Je marche et j’arrive devant un vieux manoir. Les rideaux sont fermés et, dehors, la nature semble avoir gagné le combat. Même les murs semblent me dire de dégager, il n’y a rien à voir. Rien à voir, peut-être, mais je l’entends. Lointaine d’abord, puis de plus en plus nette à mesure que mon oreille se ferme aux bruits parasites. Une musique douce, fragile comme le cristal, belle comme un arc-en-ciel. Quand je frappe à la porte, elle s’envole comme si elle n’avait jamais existé. Un homme vêtu avec élégance se tient devant moi. Ses gestes sont lents, aériens, d’une maladresse aristocratique. A la place de son visage, un masque de peinture épaissit le mystère. Hello Keaton Henson.

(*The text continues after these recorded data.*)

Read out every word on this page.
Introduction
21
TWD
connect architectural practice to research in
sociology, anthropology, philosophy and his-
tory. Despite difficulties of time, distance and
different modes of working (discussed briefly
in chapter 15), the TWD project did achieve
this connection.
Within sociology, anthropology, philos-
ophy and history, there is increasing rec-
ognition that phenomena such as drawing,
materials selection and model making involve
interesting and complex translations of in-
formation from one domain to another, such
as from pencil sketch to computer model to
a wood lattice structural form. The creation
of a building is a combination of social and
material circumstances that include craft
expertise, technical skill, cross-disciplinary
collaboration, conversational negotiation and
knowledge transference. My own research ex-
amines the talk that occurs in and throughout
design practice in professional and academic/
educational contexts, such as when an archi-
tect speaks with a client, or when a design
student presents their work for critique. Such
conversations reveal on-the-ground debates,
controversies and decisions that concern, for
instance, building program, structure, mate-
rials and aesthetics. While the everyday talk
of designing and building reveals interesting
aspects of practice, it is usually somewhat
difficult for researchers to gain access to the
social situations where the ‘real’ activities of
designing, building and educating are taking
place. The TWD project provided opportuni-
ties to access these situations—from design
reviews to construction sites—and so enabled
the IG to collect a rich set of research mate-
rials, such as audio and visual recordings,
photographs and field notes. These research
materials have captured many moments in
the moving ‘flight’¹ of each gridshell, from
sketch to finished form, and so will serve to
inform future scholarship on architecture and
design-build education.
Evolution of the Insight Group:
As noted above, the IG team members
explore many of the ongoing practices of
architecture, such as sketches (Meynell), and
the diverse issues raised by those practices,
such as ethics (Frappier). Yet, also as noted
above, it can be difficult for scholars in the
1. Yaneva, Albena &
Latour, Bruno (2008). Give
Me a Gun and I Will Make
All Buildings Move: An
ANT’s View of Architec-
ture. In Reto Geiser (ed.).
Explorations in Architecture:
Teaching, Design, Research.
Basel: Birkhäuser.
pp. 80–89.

Avec Kindly Now, Keaton Henson élargit sa palette
La première fois qu’on s’est croisés, Keaton Henson vivait reclus en son fort intérieur. Désormais, il promène sa mélancolie teintée de dérision dans des lieux plus insolites. Comme d’autres avant lui, il aurait pu facilement devenir prévisible, étiquetable, sa propre caricature. Mais il a bien trop d’imagination, de créativité, de liberté. Ça lui brûle les doigts, ça lui délie la langue à tel point que, maintenant, il gravit les frontières, joue à saute-mouton avec les styles. Kindly Now, son nouvel album, n’est pas à un paradoxe près. Henson y étale ses doutes et sa fragilité. Il s’excuserait presque d’être là. C’est comme s’il était sorti de lui-même pour se regarder vivre.
Sa voix est, dirait-on, taillée pour ces complaintes éthérées. Pourtant, jamais Henson ne sombre dans l’auto-apitoiement. Il adopte la posture juste pour se (dé)peindre sans complaisance mais avec la pointe d’humour british qui rend le disque et le personnage si attachants. Musicalement, il avance dans deux directions différentes. Le disque démarre par une escapade électro (March), déroutante à la première écoute, mais qui dessine surtout de nouveaux paysages pour le talent d’Henson. A l’autre bout du spectre, l’Anglais a aussi parfait son art de la composition classique. Bien que très épuré, Kindly Now ouvre clairement d’autres horizons pour la voix de Keaton Henson. Le peintre élargit la palette de ses autoportraits et devient de plus en plus indispensable.